From the analysis that follows, new principles of Western policy become necessary that reflect the new realities of the Middle East:
- Iran is more determined than ever to achieve regional hegemony in the Middle East and is fueling regional instability across the entire area. ....
- The primary threat to the Sunni Arab states now clearly comes from Iran....Indeed, Israel and the Sunni Arabs may have many common threat perceptions. The resulting coincidence of their security interests ....might warrant low level discussions between Israel and its neighbors about how to address the threats that they face.
- There is no short-term diplomatic option for resolving the Israeli-Palestinian conflict....
- The stabilization of the Middle East requires the neutralization of any of the components of the current radical Islamic wave. In this sense, it doesn't matter if Sunni or Shiite organizations are defeated, for the failure of any one of the elements in the present wave will weaken the other elements as well. The defeat of Hamas among the Palestinians or Hizballah in Lebanon would constitute an enormous setback for Iran.

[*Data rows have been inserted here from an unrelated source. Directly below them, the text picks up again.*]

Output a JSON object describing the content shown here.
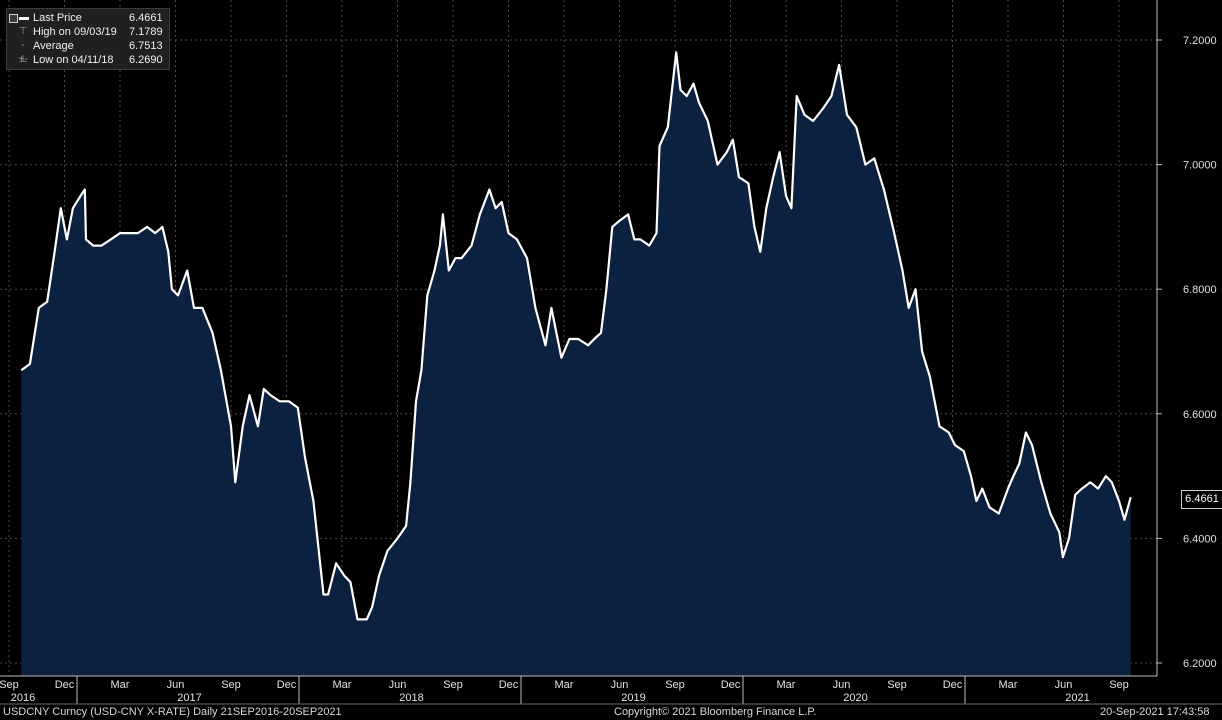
{
  "legend": {
    "last_label": "Last Price",
    "last_value": "6.4661",
    "high_label": "High on 09/03/19",
    "high_value": "7.1789",
    "avg_label": "Average",
    "avg_value": "6.7513",
    "low_label": "Low on 04/11/18",
    "low_value": "6.2690"
  },
  "footer": {
    "left": "USDCNY Curncy (USD-CNY X-RATE)  Daily 21SEP2016-20SEP2021",
    "center": "Copyright© 2021 Bloomberg Finance L.P.",
    "right": "20-Sep-2021 17:43:58"
  },
  "last_price_tag": "6.4661",
  "chart_data": {
    "type": "area",
    "x_unit": "date",
    "y_ticks": [
      "6.2000",
      "6.4000",
      "6.6000",
      "6.8000",
      "7.0000",
      "7.2000"
    ],
    "ylim": [
      6.2,
      7.23
    ],
    "xlim": [
      "2016-09-01",
      "2021-10-01"
    ],
    "month_ticks": [
      {
        "label": "Sep",
        "date": "2016-09-01"
      },
      {
        "label": "Dec",
        "date": "2016-12-01"
      },
      {
        "label": "Mar",
        "date": "2017-03-01"
      },
      {
        "label": "Jun",
        "date": "2017-06-01"
      },
      {
        "label": "Sep",
        "date": "2017-09-01"
      },
      {
        "label": "Dec",
        "date": "2017-12-01"
      },
      {
        "label": "Mar",
        "date": "2018-03-01"
      },
      {
        "label": "Jun",
        "date": "2018-06-01"
      },
      {
        "label": "Sep",
        "date": "2018-09-01"
      },
      {
        "label": "Dec",
        "date": "2018-12-01"
      },
      {
        "label": "Mar",
        "date": "2019-03-01"
      },
      {
        "label": "Jun",
        "date": "2019-06-01"
      },
      {
        "label": "Sep",
        "date": "2019-09-01"
      },
      {
        "label": "Dec",
        "date": "2019-12-01"
      },
      {
        "label": "Mar",
        "date": "2020-03-01"
      },
      {
        "label": "Jun",
        "date": "2020-06-01"
      },
      {
        "label": "Sep",
        "date": "2020-09-01"
      },
      {
        "label": "Dec",
        "date": "2020-12-01"
      },
      {
        "label": "Mar",
        "date": "2021-03-01"
      },
      {
        "label": "Jun",
        "date": "2021-06-01"
      },
      {
        "label": "Sep",
        "date": "2021-09-01"
      }
    ],
    "year_ticks": [
      {
        "label": "2016",
        "date": "2016-09-01"
      },
      {
        "label": "2017",
        "date": "2017-06-01"
      },
      {
        "label": "2018",
        "date": "2018-06-01"
      },
      {
        "label": "2019",
        "date": "2019-06-01"
      },
      {
        "label": "2020",
        "date": "2020-06-01"
      },
      {
        "label": "2021",
        "date": "2021-06-01"
      }
    ],
    "year_separators": [
      "2017-01-01",
      "2018-01-01",
      "2019-01-01",
      "2020-01-01",
      "2021-01-01"
    ],
    "series": [
      {
        "name": "Last Price",
        "points": [
          [
            "2016-09-21",
            6.67
          ],
          [
            "2016-10-05",
            6.68
          ],
          [
            "2016-10-20",
            6.77
          ],
          [
            "2016-11-03",
            6.78
          ],
          [
            "2016-11-15",
            6.86
          ],
          [
            "2016-11-25",
            6.93
          ],
          [
            "2016-12-05",
            6.88
          ],
          [
            "2016-12-15",
            6.93
          ],
          [
            "2016-12-28",
            6.95
          ],
          [
            "2017-01-04",
            6.96
          ],
          [
            "2017-01-06",
            6.88
          ],
          [
            "2017-01-18",
            6.87
          ],
          [
            "2017-02-01",
            6.87
          ],
          [
            "2017-02-15",
            6.88
          ],
          [
            "2017-03-01",
            6.89
          ],
          [
            "2017-03-15",
            6.89
          ],
          [
            "2017-03-31",
            6.89
          ],
          [
            "2017-04-15",
            6.9
          ],
          [
            "2017-04-28",
            6.89
          ],
          [
            "2017-05-10",
            6.9
          ],
          [
            "2017-05-20",
            6.86
          ],
          [
            "2017-05-26",
            6.8
          ],
          [
            "2017-06-05",
            6.79
          ],
          [
            "2017-06-20",
            6.83
          ],
          [
            "2017-07-01",
            6.77
          ],
          [
            "2017-07-15",
            6.77
          ],
          [
            "2017-08-01",
            6.73
          ],
          [
            "2017-08-15",
            6.67
          ],
          [
            "2017-09-01",
            6.58
          ],
          [
            "2017-09-08",
            6.49
          ],
          [
            "2017-09-20",
            6.58
          ],
          [
            "2017-10-01",
            6.63
          ],
          [
            "2017-10-15",
            6.58
          ],
          [
            "2017-10-25",
            6.64
          ],
          [
            "2017-11-05",
            6.63
          ],
          [
            "2017-11-20",
            6.62
          ],
          [
            "2017-12-05",
            6.62
          ],
          [
            "2017-12-20",
            6.61
          ],
          [
            "2018-01-01",
            6.53
          ],
          [
            "2018-01-15",
            6.46
          ],
          [
            "2018-02-01",
            6.31
          ],
          [
            "2018-02-08",
            6.31
          ],
          [
            "2018-02-20",
            6.36
          ],
          [
            "2018-03-05",
            6.34
          ],
          [
            "2018-03-15",
            6.33
          ],
          [
            "2018-03-27",
            6.27
          ],
          [
            "2018-04-11",
            6.27
          ],
          [
            "2018-04-20",
            6.29
          ],
          [
            "2018-05-01",
            6.34
          ],
          [
            "2018-05-15",
            6.38
          ],
          [
            "2018-06-01",
            6.4
          ],
          [
            "2018-06-15",
            6.42
          ],
          [
            "2018-06-22",
            6.49
          ],
          [
            "2018-07-01",
            6.62
          ],
          [
            "2018-07-10",
            6.67
          ],
          [
            "2018-07-20",
            6.79
          ],
          [
            "2018-08-01",
            6.83
          ],
          [
            "2018-08-10",
            6.87
          ],
          [
            "2018-08-15",
            6.92
          ],
          [
            "2018-08-25",
            6.83
          ],
          [
            "2018-09-05",
            6.85
          ],
          [
            "2018-09-15",
            6.85
          ],
          [
            "2018-10-01",
            6.87
          ],
          [
            "2018-10-15",
            6.92
          ],
          [
            "2018-10-31",
            6.96
          ],
          [
            "2018-11-10",
            6.93
          ],
          [
            "2018-11-20",
            6.94
          ],
          [
            "2018-12-01",
            6.89
          ],
          [
            "2018-12-15",
            6.88
          ],
          [
            "2019-01-01",
            6.85
          ],
          [
            "2019-01-15",
            6.77
          ],
          [
            "2019-02-01",
            6.71
          ],
          [
            "2019-02-10",
            6.77
          ],
          [
            "2019-02-25",
            6.69
          ],
          [
            "2019-03-10",
            6.72
          ],
          [
            "2019-03-25",
            6.72
          ],
          [
            "2019-04-10",
            6.71
          ],
          [
            "2019-04-20",
            6.72
          ],
          [
            "2019-05-01",
            6.73
          ],
          [
            "2019-05-10",
            6.8
          ],
          [
            "2019-05-20",
            6.9
          ],
          [
            "2019-06-01",
            6.91
          ],
          [
            "2019-06-15",
            6.92
          ],
          [
            "2019-06-25",
            6.88
          ],
          [
            "2019-07-05",
            6.88
          ],
          [
            "2019-07-20",
            6.87
          ],
          [
            "2019-08-01",
            6.89
          ],
          [
            "2019-08-06",
            7.03
          ],
          [
            "2019-08-20",
            7.06
          ],
          [
            "2019-09-03",
            7.18
          ],
          [
            "2019-09-10",
            7.12
          ],
          [
            "2019-09-20",
            7.11
          ],
          [
            "2019-10-01",
            7.13
          ],
          [
            "2019-10-10",
            7.1
          ],
          [
            "2019-10-25",
            7.07
          ],
          [
            "2019-11-10",
            7.0
          ],
          [
            "2019-11-25",
            7.02
          ],
          [
            "2019-12-05",
            7.04
          ],
          [
            "2019-12-15",
            6.98
          ],
          [
            "2019-12-31",
            6.97
          ],
          [
            "2020-01-10",
            6.9
          ],
          [
            "2020-01-20",
            6.86
          ],
          [
            "2020-01-30",
            6.93
          ],
          [
            "2020-02-10",
            6.98
          ],
          [
            "2020-02-20",
            7.02
          ],
          [
            "2020-03-01",
            6.95
          ],
          [
            "2020-03-10",
            6.93
          ],
          [
            "2020-03-19",
            7.11
          ],
          [
            "2020-04-01",
            7.08
          ],
          [
            "2020-04-15",
            7.07
          ],
          [
            "2020-05-01",
            7.09
          ],
          [
            "2020-05-15",
            7.11
          ],
          [
            "2020-05-28",
            7.16
          ],
          [
            "2020-06-10",
            7.08
          ],
          [
            "2020-06-25",
            7.06
          ],
          [
            "2020-07-10",
            7.0
          ],
          [
            "2020-07-25",
            7.01
          ],
          [
            "2020-08-10",
            6.96
          ],
          [
            "2020-08-25",
            6.9
          ],
          [
            "2020-09-10",
            6.83
          ],
          [
            "2020-09-20",
            6.77
          ],
          [
            "2020-10-01",
            6.8
          ],
          [
            "2020-10-12",
            6.7
          ],
          [
            "2020-10-25",
            6.66
          ],
          [
            "2020-11-10",
            6.58
          ],
          [
            "2020-11-25",
            6.57
          ],
          [
            "2020-12-05",
            6.55
          ],
          [
            "2020-12-20",
            6.54
          ],
          [
            "2021-01-01",
            6.5
          ],
          [
            "2021-01-10",
            6.46
          ],
          [
            "2021-01-20",
            6.48
          ],
          [
            "2021-02-01",
            6.45
          ],
          [
            "2021-02-15",
            6.44
          ],
          [
            "2021-03-01",
            6.48
          ],
          [
            "2021-03-10",
            6.5
          ],
          [
            "2021-03-20",
            6.52
          ],
          [
            "2021-03-31",
            6.57
          ],
          [
            "2021-04-10",
            6.55
          ],
          [
            "2021-04-25",
            6.49
          ],
          [
            "2021-05-10",
            6.44
          ],
          [
            "2021-05-25",
            6.41
          ],
          [
            "2021-05-31",
            6.37
          ],
          [
            "2021-06-10",
            6.4
          ],
          [
            "2021-06-20",
            6.47
          ],
          [
            "2021-07-01",
            6.48
          ],
          [
            "2021-07-15",
            6.49
          ],
          [
            "2021-07-28",
            6.48
          ],
          [
            "2021-08-10",
            6.5
          ],
          [
            "2021-08-20",
            6.49
          ],
          [
            "2021-09-01",
            6.46
          ],
          [
            "2021-09-10",
            6.43
          ],
          [
            "2021-09-20",
            6.4661
          ]
        ]
      }
    ]
  }
}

- Israel has a continuing need for defensible borders. ... were Israel pressured to concede the Jordan Valley, for example, it would likely expose itself to a steep increase in infiltration to the strategic West Bank...the vacuum such a move created would increasingly attract global jihadi groups to Jordan, thereby undermining the stability of the Hashemite kingdom, and ultimately the region as a whole.